Y llega la traición. Pero lo curioso es que ambas partes piensan que el traidor es el otro. Que el que se merece el golpe de piolet es el otro. Es muy poco frecuente la figura del malo premeditado, del hijo de perra consciente y orgulloso de serlo. Siempre se echa la culpa a la otra parte porque uno mismo, haga lo que haga, necesita saberse o creerse bueno. Incluso los torturadores, los secuestradores, los maltratadores de sus parejas, los etarras de toda laya, llegan antes o después a un argumento de escalofrío: “Mira lo que me estás obligando a hacerte”, gimen, con el piolet en la mano.
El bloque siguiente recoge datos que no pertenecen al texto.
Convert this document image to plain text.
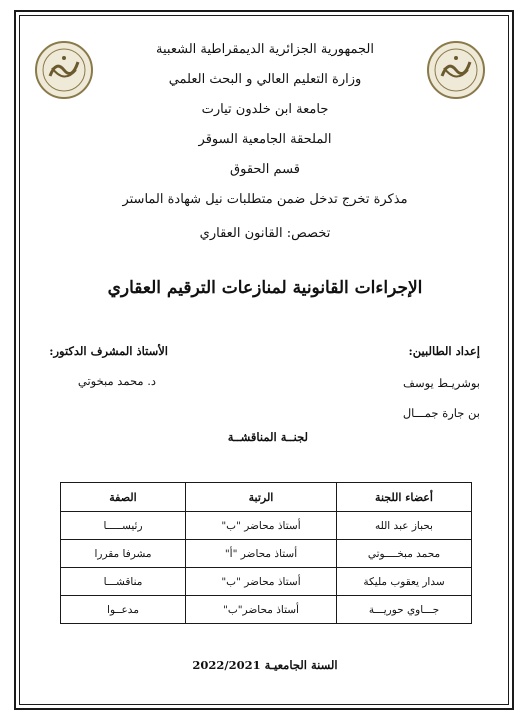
الجمهورية الجزائرية الديمقراطية الشعبية
وزارة التعليم العالي و البحث العلمي
جامعة ابن خلدون تيارت
الملحقة الجامعية السوقر
قسم الحقوق
مذكرة تخرج تدخل ضمن متطلبات نيل شهادة الماستر
تخصص: القانون العقاري
الإجراءات القانونية لمنازعات الترقيم العقاري
إعداد الطالبين:
بوشريـط يوسف
بن جارة جمـــال
الأستاذ المشرف الدكتور:
د. محمد مبخوتي
لجنــة المناقشــة
أعضاء اللجنة	الرتبة	الصفة
بحباز عبد الله	أستاذ محاضر "ب"	رئيســـــا
محمد مبخــــوتي	أستاذ محاضر "أ"	مشرفا مقررا
سدار يعقوب مليكة	أستاذ محاضر "ب"	مناقشـــا
جـــاوي حوريـــة	أستاذ محاضر"ب"	مدعــوا
السنة الجامعيـة 2022/2021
Cuando como en el caso de Iglesias y Errejón aparece la diferencia, el cariño se transforma primero en decepción y luego en hastío y en un odio inextinguible
Una cosa más: la traición, el despotismo, la crueldad, siempre se ejercen en nombre de un bien superior. En el caso de los amantes enfrentados, es (desde el siglo XVI) la honra, el honor mancillado, aunque sea el honor del gazpacho de mamá. En política, ese bien superior en nombre del cual se da por lícita o justificable cualquier ruindad, suele ser el bien público, la patria, el partido, la agrupación. Lo que haya más a mano.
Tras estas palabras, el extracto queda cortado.